The Curious Case Of Yong Liang

Published: November 14, 2025 | Original Release: November 13, 2025

Sina Weibo lit up again. Then Douyin. Then Xiaohongshu. Soon, all of China was engulfed in the roaring fire of public intellectual warfare. Debates raged in coffee shops and comment sections. The young questioned what they’d been taught. The old were torn between pride and confusion. Even Chinese state-run media couldn’t ignore it anymore. They entered the fray with carefully worded reports, cautiously dancing around the one point that everyone now agreed on:

The books were real.

And with that truth in place, nothing else would be the same again.

Across Sina Weibo and Douyin, the public began asking their own questions—raw, unfiltered, and dangerous in their implications.

“Why were we taught 5,000 years of history when our own language predates that?” asked 墨色风灯.

“I support the Party,” said a third user cautiously, “but if these books are real, then why do they remain silent?” wrote 小美的日式便当

饭圈守护者L comment was more biting: “My great-grandfather died in the Cultural Revolution protecting books like this. Were they destroyed because they told too much truth?”

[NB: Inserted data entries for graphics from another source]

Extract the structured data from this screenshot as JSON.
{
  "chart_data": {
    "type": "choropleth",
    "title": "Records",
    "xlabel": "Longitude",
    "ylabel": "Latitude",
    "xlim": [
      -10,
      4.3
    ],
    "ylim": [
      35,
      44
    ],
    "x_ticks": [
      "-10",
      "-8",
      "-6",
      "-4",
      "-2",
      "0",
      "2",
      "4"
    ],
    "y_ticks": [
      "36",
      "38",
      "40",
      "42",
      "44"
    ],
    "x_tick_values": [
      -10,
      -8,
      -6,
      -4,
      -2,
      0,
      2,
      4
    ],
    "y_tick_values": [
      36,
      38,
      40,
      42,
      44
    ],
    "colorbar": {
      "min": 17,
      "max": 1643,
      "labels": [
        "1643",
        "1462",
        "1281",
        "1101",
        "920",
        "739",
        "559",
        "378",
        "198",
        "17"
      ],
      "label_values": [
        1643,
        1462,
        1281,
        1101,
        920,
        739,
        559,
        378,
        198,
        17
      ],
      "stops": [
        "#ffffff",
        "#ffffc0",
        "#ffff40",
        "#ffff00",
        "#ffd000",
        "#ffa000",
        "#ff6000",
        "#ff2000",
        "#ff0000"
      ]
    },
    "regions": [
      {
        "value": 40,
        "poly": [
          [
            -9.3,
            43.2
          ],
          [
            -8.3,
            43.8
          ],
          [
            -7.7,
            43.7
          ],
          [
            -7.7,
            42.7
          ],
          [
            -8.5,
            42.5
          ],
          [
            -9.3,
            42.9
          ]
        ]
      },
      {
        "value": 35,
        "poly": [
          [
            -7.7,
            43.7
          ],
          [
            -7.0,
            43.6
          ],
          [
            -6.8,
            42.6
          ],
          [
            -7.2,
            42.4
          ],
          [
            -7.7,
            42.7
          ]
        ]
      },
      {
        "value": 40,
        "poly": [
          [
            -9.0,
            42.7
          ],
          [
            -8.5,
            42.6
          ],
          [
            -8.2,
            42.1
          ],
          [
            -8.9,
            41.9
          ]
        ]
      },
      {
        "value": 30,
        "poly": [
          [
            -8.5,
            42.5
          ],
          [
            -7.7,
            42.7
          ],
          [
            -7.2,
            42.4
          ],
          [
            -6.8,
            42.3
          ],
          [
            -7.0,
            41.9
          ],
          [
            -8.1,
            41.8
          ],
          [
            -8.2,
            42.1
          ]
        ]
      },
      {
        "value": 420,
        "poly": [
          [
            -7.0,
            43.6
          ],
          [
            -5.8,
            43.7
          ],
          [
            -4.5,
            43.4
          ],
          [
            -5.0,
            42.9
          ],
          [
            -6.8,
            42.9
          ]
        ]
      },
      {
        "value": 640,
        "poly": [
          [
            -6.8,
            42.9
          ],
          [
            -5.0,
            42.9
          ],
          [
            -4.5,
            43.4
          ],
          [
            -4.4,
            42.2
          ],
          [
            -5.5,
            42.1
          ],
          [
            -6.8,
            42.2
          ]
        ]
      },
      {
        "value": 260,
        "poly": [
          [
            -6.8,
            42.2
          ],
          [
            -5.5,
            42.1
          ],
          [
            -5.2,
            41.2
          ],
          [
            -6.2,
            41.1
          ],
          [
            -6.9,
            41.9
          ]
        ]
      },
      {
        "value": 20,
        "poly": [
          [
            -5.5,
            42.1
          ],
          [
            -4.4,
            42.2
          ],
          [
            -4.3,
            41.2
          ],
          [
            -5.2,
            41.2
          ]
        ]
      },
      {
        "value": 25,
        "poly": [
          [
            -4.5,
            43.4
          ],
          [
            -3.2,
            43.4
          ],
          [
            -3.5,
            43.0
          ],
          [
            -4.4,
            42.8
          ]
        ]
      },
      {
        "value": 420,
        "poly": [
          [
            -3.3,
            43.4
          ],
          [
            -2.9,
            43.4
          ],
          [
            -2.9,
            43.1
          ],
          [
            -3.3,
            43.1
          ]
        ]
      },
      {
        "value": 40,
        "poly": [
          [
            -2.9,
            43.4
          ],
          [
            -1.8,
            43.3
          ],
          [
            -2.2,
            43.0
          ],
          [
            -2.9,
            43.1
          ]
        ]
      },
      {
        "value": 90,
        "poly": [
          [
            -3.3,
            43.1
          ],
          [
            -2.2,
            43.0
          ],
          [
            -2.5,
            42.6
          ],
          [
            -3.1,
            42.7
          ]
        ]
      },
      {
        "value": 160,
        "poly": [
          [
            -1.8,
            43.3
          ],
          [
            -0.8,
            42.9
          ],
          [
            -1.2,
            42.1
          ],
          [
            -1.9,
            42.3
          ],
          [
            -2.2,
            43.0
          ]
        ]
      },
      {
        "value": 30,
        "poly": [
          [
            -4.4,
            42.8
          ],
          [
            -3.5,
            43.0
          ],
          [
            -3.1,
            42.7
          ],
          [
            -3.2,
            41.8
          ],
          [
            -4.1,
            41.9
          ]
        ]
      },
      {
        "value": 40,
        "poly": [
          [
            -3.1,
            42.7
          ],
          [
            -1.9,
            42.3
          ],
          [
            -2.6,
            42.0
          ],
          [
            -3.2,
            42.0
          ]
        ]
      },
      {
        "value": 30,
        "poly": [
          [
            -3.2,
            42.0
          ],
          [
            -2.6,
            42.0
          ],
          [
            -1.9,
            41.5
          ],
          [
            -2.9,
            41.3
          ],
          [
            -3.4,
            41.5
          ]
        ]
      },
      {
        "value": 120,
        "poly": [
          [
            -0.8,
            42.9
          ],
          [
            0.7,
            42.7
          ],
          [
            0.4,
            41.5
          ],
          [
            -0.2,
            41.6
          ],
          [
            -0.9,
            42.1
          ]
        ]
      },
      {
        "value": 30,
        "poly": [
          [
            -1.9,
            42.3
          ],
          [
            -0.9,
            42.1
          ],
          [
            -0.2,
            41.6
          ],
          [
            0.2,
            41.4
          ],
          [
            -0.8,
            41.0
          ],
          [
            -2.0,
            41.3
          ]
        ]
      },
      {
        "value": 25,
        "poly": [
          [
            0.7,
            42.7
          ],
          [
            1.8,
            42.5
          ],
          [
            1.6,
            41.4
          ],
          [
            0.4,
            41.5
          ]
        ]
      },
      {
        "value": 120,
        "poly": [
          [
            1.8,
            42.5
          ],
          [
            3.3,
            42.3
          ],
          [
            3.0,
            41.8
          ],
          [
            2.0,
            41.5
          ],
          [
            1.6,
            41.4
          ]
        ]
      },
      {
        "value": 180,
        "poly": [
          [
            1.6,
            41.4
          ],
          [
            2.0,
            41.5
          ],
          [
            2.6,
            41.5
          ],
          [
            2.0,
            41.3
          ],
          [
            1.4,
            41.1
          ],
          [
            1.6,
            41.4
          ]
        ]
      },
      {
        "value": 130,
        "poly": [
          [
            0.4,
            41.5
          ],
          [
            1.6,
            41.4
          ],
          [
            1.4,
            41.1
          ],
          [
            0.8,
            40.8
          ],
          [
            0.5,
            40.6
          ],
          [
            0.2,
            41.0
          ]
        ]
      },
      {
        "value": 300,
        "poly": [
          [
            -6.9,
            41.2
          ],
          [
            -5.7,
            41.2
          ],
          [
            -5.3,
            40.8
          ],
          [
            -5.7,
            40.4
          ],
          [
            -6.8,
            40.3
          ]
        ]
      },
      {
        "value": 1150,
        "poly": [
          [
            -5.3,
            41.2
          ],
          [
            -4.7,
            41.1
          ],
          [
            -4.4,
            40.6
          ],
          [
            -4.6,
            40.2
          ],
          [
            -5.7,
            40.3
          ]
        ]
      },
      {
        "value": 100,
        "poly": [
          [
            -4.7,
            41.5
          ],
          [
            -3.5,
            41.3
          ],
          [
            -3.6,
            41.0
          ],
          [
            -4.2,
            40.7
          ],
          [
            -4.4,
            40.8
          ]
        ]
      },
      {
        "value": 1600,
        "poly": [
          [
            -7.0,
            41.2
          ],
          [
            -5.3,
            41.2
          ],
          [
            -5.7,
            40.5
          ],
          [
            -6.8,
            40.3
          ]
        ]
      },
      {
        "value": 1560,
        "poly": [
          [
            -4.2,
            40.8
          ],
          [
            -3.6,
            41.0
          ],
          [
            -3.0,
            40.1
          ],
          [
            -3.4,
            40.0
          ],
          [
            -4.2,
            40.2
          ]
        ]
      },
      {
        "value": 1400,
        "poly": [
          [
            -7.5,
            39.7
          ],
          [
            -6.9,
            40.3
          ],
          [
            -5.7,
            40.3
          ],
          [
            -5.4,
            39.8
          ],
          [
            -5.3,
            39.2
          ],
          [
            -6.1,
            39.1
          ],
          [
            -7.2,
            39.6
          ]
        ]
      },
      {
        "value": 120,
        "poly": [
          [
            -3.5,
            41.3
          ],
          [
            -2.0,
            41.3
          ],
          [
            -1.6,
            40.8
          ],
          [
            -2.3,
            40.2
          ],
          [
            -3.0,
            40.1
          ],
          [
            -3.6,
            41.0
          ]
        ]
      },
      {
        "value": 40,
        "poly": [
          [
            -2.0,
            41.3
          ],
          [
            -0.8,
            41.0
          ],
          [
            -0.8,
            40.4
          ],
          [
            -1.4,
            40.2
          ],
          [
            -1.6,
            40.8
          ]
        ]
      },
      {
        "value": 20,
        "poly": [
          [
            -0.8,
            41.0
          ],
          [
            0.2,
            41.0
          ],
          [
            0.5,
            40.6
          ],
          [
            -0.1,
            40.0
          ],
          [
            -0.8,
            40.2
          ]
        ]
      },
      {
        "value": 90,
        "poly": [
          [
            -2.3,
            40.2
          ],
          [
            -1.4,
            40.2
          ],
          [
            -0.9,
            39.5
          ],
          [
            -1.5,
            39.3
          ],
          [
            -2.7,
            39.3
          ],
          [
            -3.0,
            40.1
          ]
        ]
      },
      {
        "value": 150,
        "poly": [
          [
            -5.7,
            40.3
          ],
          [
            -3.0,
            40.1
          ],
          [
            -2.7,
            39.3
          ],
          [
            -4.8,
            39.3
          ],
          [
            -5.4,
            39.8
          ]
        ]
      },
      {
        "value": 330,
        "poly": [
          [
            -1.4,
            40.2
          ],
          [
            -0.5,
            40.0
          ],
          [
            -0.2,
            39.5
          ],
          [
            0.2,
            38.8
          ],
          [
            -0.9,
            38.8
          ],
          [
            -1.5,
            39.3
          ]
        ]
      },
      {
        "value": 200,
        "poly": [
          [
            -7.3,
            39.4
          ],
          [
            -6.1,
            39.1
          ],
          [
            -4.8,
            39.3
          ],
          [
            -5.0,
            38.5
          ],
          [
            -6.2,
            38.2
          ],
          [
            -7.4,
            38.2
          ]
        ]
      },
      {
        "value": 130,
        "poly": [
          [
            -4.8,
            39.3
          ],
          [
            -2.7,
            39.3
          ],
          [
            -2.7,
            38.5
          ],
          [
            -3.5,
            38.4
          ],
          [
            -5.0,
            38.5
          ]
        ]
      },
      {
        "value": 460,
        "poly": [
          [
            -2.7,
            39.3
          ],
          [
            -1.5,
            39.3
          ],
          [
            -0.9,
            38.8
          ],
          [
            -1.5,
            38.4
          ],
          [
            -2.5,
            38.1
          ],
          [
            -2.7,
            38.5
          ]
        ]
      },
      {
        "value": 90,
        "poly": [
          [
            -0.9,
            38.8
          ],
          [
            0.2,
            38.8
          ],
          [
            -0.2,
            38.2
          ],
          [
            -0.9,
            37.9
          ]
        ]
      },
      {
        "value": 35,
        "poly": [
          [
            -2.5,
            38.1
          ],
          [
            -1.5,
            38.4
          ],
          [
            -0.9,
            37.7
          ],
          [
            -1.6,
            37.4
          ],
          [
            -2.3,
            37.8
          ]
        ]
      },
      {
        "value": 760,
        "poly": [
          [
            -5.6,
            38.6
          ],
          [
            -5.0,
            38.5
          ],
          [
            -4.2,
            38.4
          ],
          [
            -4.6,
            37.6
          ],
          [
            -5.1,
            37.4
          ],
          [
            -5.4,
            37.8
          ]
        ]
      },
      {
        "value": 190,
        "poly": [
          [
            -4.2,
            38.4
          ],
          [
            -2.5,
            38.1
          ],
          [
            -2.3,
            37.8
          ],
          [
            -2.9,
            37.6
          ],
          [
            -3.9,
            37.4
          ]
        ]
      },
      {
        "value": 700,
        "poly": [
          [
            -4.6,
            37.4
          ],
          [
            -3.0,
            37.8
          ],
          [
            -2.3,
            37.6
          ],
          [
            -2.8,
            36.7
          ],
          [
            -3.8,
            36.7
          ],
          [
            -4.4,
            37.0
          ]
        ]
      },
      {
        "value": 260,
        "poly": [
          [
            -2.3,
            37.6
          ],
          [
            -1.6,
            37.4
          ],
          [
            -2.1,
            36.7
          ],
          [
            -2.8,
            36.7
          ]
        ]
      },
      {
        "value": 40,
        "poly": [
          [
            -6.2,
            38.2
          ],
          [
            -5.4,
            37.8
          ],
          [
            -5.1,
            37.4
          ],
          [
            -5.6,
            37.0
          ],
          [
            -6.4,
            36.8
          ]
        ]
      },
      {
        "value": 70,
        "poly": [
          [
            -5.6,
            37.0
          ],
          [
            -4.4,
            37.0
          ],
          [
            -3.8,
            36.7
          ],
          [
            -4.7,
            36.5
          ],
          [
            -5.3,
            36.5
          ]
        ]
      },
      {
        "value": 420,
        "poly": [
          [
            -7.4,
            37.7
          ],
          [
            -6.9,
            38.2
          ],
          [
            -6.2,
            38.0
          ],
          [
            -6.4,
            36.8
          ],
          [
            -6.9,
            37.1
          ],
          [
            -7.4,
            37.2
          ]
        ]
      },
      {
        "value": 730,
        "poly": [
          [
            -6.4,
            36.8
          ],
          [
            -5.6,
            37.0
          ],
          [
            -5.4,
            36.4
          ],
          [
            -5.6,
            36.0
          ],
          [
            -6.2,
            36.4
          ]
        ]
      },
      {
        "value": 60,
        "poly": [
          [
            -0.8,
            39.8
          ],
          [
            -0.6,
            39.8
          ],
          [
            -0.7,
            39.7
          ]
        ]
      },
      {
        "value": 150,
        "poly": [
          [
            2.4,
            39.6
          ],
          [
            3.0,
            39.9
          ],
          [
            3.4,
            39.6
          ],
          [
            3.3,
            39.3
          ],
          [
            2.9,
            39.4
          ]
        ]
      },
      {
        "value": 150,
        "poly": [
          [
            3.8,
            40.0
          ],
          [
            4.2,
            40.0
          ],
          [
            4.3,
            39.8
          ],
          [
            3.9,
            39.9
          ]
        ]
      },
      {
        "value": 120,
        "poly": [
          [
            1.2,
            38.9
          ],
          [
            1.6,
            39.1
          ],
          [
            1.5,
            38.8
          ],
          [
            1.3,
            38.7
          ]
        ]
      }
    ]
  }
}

The questions multiplied. Comment threads were buried under floods of replies. Teachers were asked questions they had no answers for. Something old and sacred had been disturbed—and it was not going to rest quietly.

It was at this point that The Global Times, a mouthpiece of the state, published a full-page spread on Yong Liang’s discovery. But instead of discrediting him, the article took a neutral tone. It acknowledged the historical value of the books and hinted at “the complex nature of oral traditions and regional records.” For a regime built on tightly controlled narratives, even this mild recognition was seismic.

But Yong Liang didn’t stop.

He posted more images. More translations. More maps. More names and timeframes that made no sense in the current version of Chinese history. Then came the image that stopped the scroll for everyone: a passage detailing trade exchanges with Pharaoh Khepra-Sutekh-Thot—a ruler from Ancient Egypt.

According to the family book, Chinese envoys had once exchanged silks and medicinal knowledge for incense and obsidian. It was a time before dynasties. Before the First Emperor. Before even time as we know.

How could a 21st-century I.T. worker in Shanghai possess this?

That’s when Yong Liang wrote it. The sentence that sent ripples from the lowest worker’s dorm to the highest office of Zhongnanhai:

“What if everything the CCP taught us was a lie?”

And that… is when everything began to change.

The CCP Gets Involved

It happened swiftly. Brutally. Without announcement or warning. On the night of October 31st, the silence broke—from marching boots.

The State Security Bureau descended on Gahaizhen like a thunderclap. In less than four hours, Yong Liang and his father Yong Sheng were arrested. His grandfather, Yong Rui, was beaten so badly he could not speak. Their family home—centuries old, holding secrets now deemed too dangerous—was set ablaze. The flames devoured everything.

The books.
The furniture.
The memory of an entire bloodline.

One villager said the smoke carried pages.

But no one dared catch them.

The CCP labeled it a "containment action.” Official broadcasts used coded language: “counter-terrorism,” “protection of ideological integrity,” “preservation of national unity.” They claimed the family was in possession of “contraband” and “illegal documents.”

Agents went door-to-door in Gahaizhen, ripping through homes, confiscating heirlooms, books, trinkets—anything remotely old. The villagers were told: “Do not make trouble. What the Party says is history… is history.”

No one dared speak back.

The CCP seized the entire Yong family estate, posted warnings on their land, and blacked out all local communications. Then they deleted Yong Liang’s entire Sina Weibo account, backups, and cloud drives. Gone. As if he never made a post.

State media issued a final message:

“The Party will not tolerate the promotion of wrong thought and wrong values. Those who confuse the people will be met with disciplinary action.”

And just like that, Chinese social media fell silent.